STUDIES ON PHARMACOLOGICAL BASIS FOR THE USE OF PSYLLIUM HUSK (ISPHAGHUL) IN CONSTIPATION AND DIARRHOEA

ABSTRACT

Background: Plantago ovata (Ispaghul) is traditionally used for the management of chronic constipation and diarrhea.

Aims: The study was aimed to provide the pharmacological basis for the medicinal use of Ispaghul in constipation and diarrhea.

Methods and Settings: The crude extracts of two varieties (Indian and Pakistani) of Ispaghul were investigated for gut stimulant and relaxant effects using isolated tissue experiments. Isolated tissue preparations, such as guinea-pig ileum and rabbit jejunum were used for studying the possible mode of action. The stimulatory and relaxant effects were measured using isotonic transducers coupled with student oscillograph/Power Lab data acquisition system integrated with a computer. The in-vivo experiments were conducted in mice for the assessment of laxative, antisecretory and antidiarrheal activities. Both the in-vivo and in-vitro studies were carried out at Aga Khan University, Karachi. 

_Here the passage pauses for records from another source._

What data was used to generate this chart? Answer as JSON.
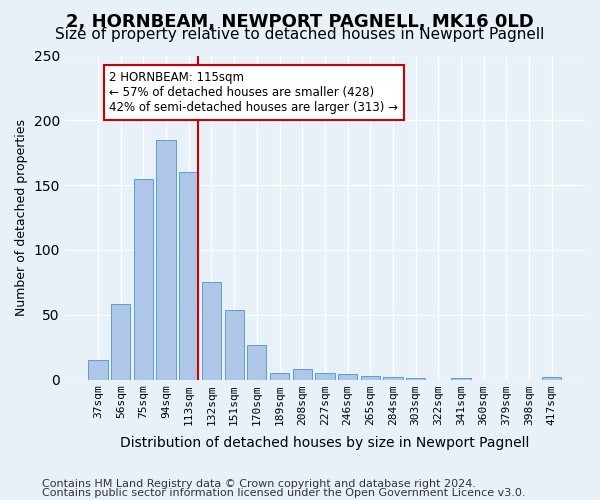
{
  "title": "2, HORNBEAM, NEWPORT PAGNELL, MK16 0LD",
  "subtitle": "Size of property relative to detached houses in Newport Pagnell",
  "xlabel": "Distribution of detached houses by size in Newport Pagnell",
  "ylabel": "Number of detached properties",
  "categories": [
    "37sqm",
    "56sqm",
    "75sqm",
    "94sqm",
    "113sqm",
    "132sqm",
    "151sqm",
    "170sqm",
    "189sqm",
    "208sqm",
    "227sqm",
    "246sqm",
    "265sqm",
    "284sqm",
    "303sqm",
    "322sqm",
    "341sqm",
    "360sqm",
    "379sqm",
    "398sqm",
    "417sqm"
  ],
  "values": [
    15,
    58,
    155,
    185,
    160,
    75,
    54,
    27,
    5,
    8,
    5,
    4,
    3,
    2,
    1,
    0,
    1,
    0,
    0,
    0,
    2
  ],
  "bar_color": "#aec6e8",
  "bar_edge_color": "#5a9fd4",
  "bg_color": "#e8f0f8",
  "grid_color": "#ffffff",
  "vline_x": 4.42,
  "vline_color": "#cc0000",
  "annotation_text": "2 HORNBEAM: 115sqm\n← 57% of detached houses are smaller (428)\n42% of semi-detached houses are larger (313) →",
  "annotation_box_color": "#ffffff",
  "annotation_box_edge": "#cc0000",
  "footer1": "Contains HM Land Registry data © Crown copyright and database right 2024.",
  "footer2": "Contains public sector information licensed under the Open Government Licence v3.0.",
  "ylim": [
    0,
    250
  ],
  "title_fontsize": 13,
  "subtitle_fontsize": 11,
  "xlabel_fontsize": 10,
  "ylabel_fontsize": 9,
  "tick_fontsize": 8,
  "footer_fontsize": 8
}
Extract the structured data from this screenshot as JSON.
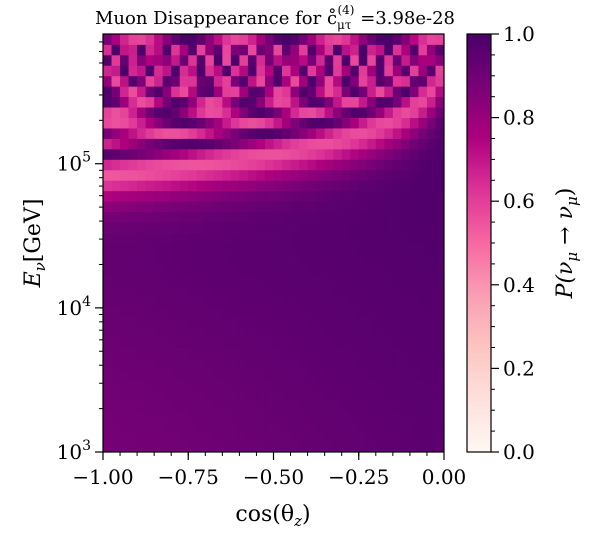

Results: The crude extract of Indian [Po.Cr (Ind)] and Pakistani [Po.Cr (Pak)] varieties of Ispaghul exhibited dose-dependent stimulant effect (0.1 -10 mg/ml) in isolated rabbit jejunum and guinea-pig ileum. The spasmogenic effect was partially blocked by atropine (0.1 µM) and SB-203186 (1 µM), a 5-HT₄ receptor antagonist. When tested on high K⁺ (80 mM)-induced contractions, Po.Cr (Ind) caused a partial relaxation, while complete relaxation was achieved by Po. Cr. (Pak). These effects were potentiated in the tissue pretreated with atropine, indicating Ca⁺⁺ channel blocking like activity along with partially cholinergic and 5-HT₄ receptor-mediated gut stimulant effects. The channel blocking like activity was further confirmed when; both crude extract shifted the calcium concentration-response curves to the right similar to verapamil. Activity-directed fractionation of the crude extract revealed the distribution of spasmogenic and spasmolytic effects both in aqueous and organic fractions. Ispaghul exhibited dose-dependent antidiarrheal (100 and 1000 mg kg/kg), laxative (100 and 300 mg kg/kg) and antisecretory (500 and 1000 mg kg/kg) activities in mice.

Conclusion: The gut modulating effect of Ispaghul is dose dependent and mediated through multiple pathways, thus explaining its use in gut disorders.